Certes, nous sommes alors dans les années 80 ², et le cinéma d’animation a élargi son public : Martin Rosen torture ses chiens en Angleterre, les séries nippones grouillent déjà de tirs et d’explosions… Mais la violence au cinéma est affaire de rapport, pas d’affichage : si elle a dans l’animation chinoise un tel impact, c’est parce qu’elle vient troubler l’harmonie inchangée de films pour bambins. Voir le jeune Nezha tout sourire, après avoir battu son dragon, en extraire le tendon pour danser avec tel un ruban, est quelque peu plus perturbant que les échanges armés des méchas japonais… Un certain sens de la cruauté va ainsi investir la production, se cristallisant en curieux leitmotivs, comme le suicide d’enfants : un garçon écrasé de culpabilité se jette dans le puits (Le Grillon, 1982), un autre s’offre aux flèches du chasseur pour faire diversion (Jiazi sauve les cerfs, 1985), Nezha s’égorge calmement pour sauver son père (Le Prince Nezha triomphe du dragon, 1979)… À l’image de la tâche de sang qui, dans Lan hua hua (1989), se répand sagement sur le vêtement d’un jeune homme immobile, les images traumatiques se baladent dans l’œuvre « comme si de rien n’était », sans que la narration n’acte pleinement de leur brutalité. Et ce jusqu’aux films pour tous petits : dans Petit renard (1984), le jeune animal invité dans la grotte du loup (qui veut en faire son allié) voit soudain son petit camarade lapin apparaître de sous un rocher, enchaîné, tentant de fuir le garde-manger avant qu’on ne l’y renferme précipitamment, comme un enfant échappé d’on ne sait quelle cave sordide.

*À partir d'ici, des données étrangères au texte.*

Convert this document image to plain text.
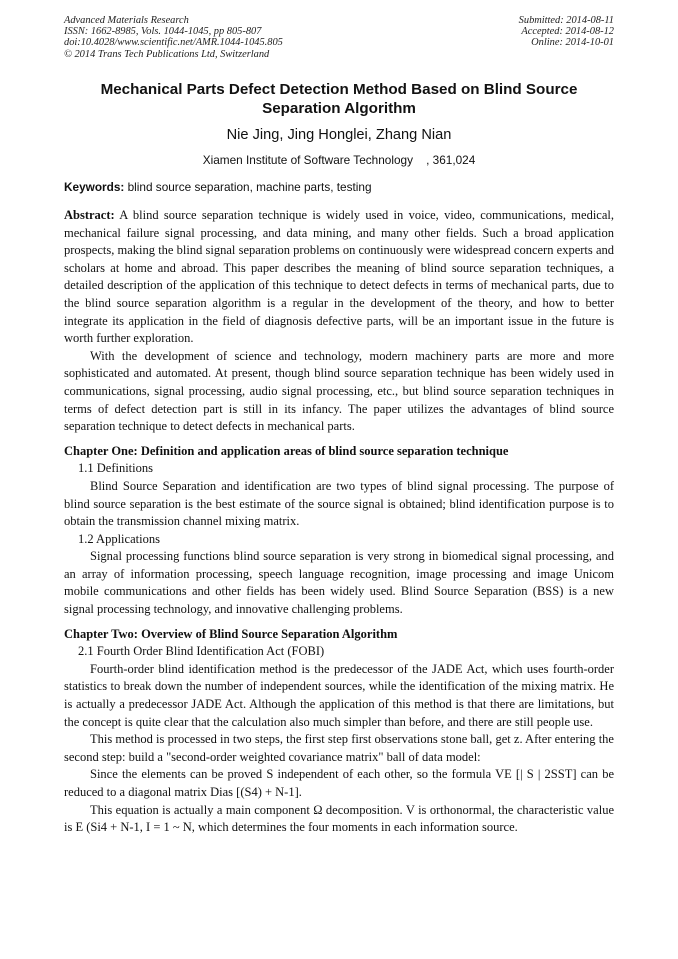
Advanced Materials Research
ISSN: 1662-8985, Vols. 1044-1045, pp 805-807
doi:10.4028/www.scientific.net/AMR.1044-1045.805
© 2014 Trans Tech Publications Ltd, Switzerland
Submitted: 2014-08-11
Accepted: 2014-08-12
Online: 2014-10-01
Mechanical Parts Defect Detection Method Based on Blind Source Separation Algorithm
Nie Jing, Jing Honglei, Zhang Nian
Xiamen Institute of Software Technology    , 361,024
Keywords: blind source separation, machine parts, testing

Abstract: A blind source separation technique is widely used in voice, video, communications, medical, mechanical failure signal processing, and data mining, and many other fields. Such a broad application prospects, making the blind signal separation problems on continuously were widespread concern experts and scholars at home and abroad. This paper describes the meaning of blind source separation techniques, a detailed description of the application of this technique to detect defects in terms of mechanical parts, due to the blind source separation algorithm is a regular in the development of the theory, and how to better integrate its application in the field of diagnosis defective parts, will be an important issue in the future is worth further exploration.

With the development of science and technology, modern machinery parts are more and more sophisticated and automated. At present, though blind source separation technique has been widely used in communications, signal processing, audio signal processing, etc., but blind source separation techniques in terms of defect detection part is still in its infancy. The paper utilizes the advantages of blind source separation technique to detect defects in mechanical parts.

Chapter One: Definition and application areas of blind source separation technique

1.1 Definitions

Blind Source Separation and identification are two types of blind signal processing. The purpose of blind source separation is the best estimate of the source signal is obtained; blind identification purpose is to obtain the transmission channel mixing matrix.

1.2 Applications

Signal processing functions blind source separation is very strong in biomedical signal processing, and an array of information processing, speech language recognition, image processing and image Unicom mobile communications and other fields has been widely used. Blind Source Separation (BSS) is a new signal processing technology, and innovative challenging problems.

Chapter Two: Overview of Blind Source Separation Algorithm

2.1 Fourth Order Blind Identification Act (FOBI)

Fourth-order blind identification method is the predecessor of the JADE Act, which uses fourth-order statistics to break down the number of independent sources, while the identification of the mixing matrix. He is actually a predecessor JADE Act. Although the application of this method is that there are limitations, but the concept is quite clear that the calculation also much simpler than before, and there are still people use.

This method is processed in two steps, the first step first observations stone ball, get z. After entering the second step: build a "second-order weighted covariance matrix" ball of data model:

Since the elements can be proved S independent of each other, so the formula VE [| S | 2SST] can be reduced to a diagonal matrix Dias [(S4) + N-1].

This equation is actually a main component Ω decomposition. V is orthonormal, the characteristic value is E (Si4 + N-1, I = 1 ~ N, which determines the four moments in each information source.
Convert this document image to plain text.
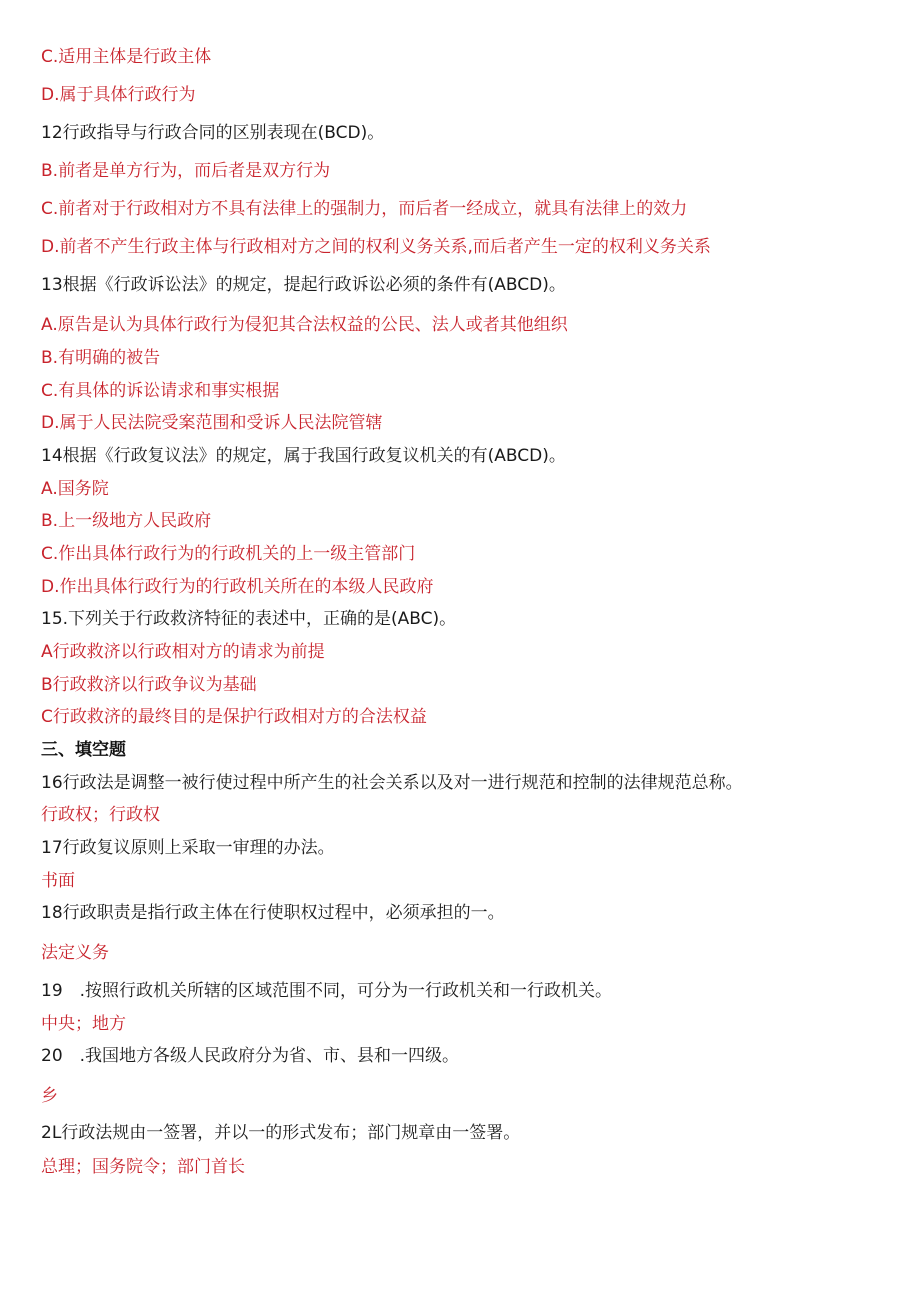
C.适用主体是行政主体
D.属于具体行政行为
12行政指导与行政合同的区别表现在(BCD)。
B.前者是单方行为，而后者是双方行为
C.前者对于行政相对方不具有法律上的强制力，而后者一经成立，就具有法律上的效力
D.前者不产生行政主体与行政相对方之间的权利义务关系,而后者产生一定的权利义务关系
13根据《行政诉讼法》的规定，提起行政诉讼必须的条件有(ABCD)。
A.原告是认为具体行政行为侵犯其合法权益的公民、法人或者其他组织
B.有明确的被告
C.有具体的诉讼请求和事实根据
D.属于人民法院受案范围和受诉人民法院管辖
14根据《行政复议法》的规定，属于我国行政复议机关的有(ABCD)。
A.国务院
B.上一级地方人民政府
C.作出具体行政行为的行政机关的上一级主管部门
D.作出具体行政行为的行政机关所在的本级人民政府
15.下列关于行政救济特征的表述中，正确的是(ABC)。
A行政救济以行政相对方的请求为前提
B行政救济以行政争议为基础
C行政救济的最终目的是保护行政相对方的合法权益
三、填空题
16行政法是调整一被行使过程中所产生的社会关系以及对一进行规范和控制的法律规范总称。
行政权；行政权
17行政复议原则上采取一审理的办法。
书面
18行政职责是指行政主体在行使职权过程中，必须承担的一。
法定义务
19　.按照行政机关所辖的区域范围不同，可分为一行政机关和一行政机关。
中央；地方
20　.我国地方各级人民政府分为省、市、县和一四级。
乡
2L行政法规由一签署，并以一的形式发布；部门规章由一签署。
总理；国务院令；部门首长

Le statut flou des animaux n’est sans doute pas étranger à la facilité de ces glissements (animaux qui se feront d’ailleurs bien rares à la révolution culturelle, quand le cinéma refusera de souffrir la moindre ambigüité). Dans cette production peuplée de bestiaux, l’anthropomorphisme n’est pas affaire close : c’est un nuancier.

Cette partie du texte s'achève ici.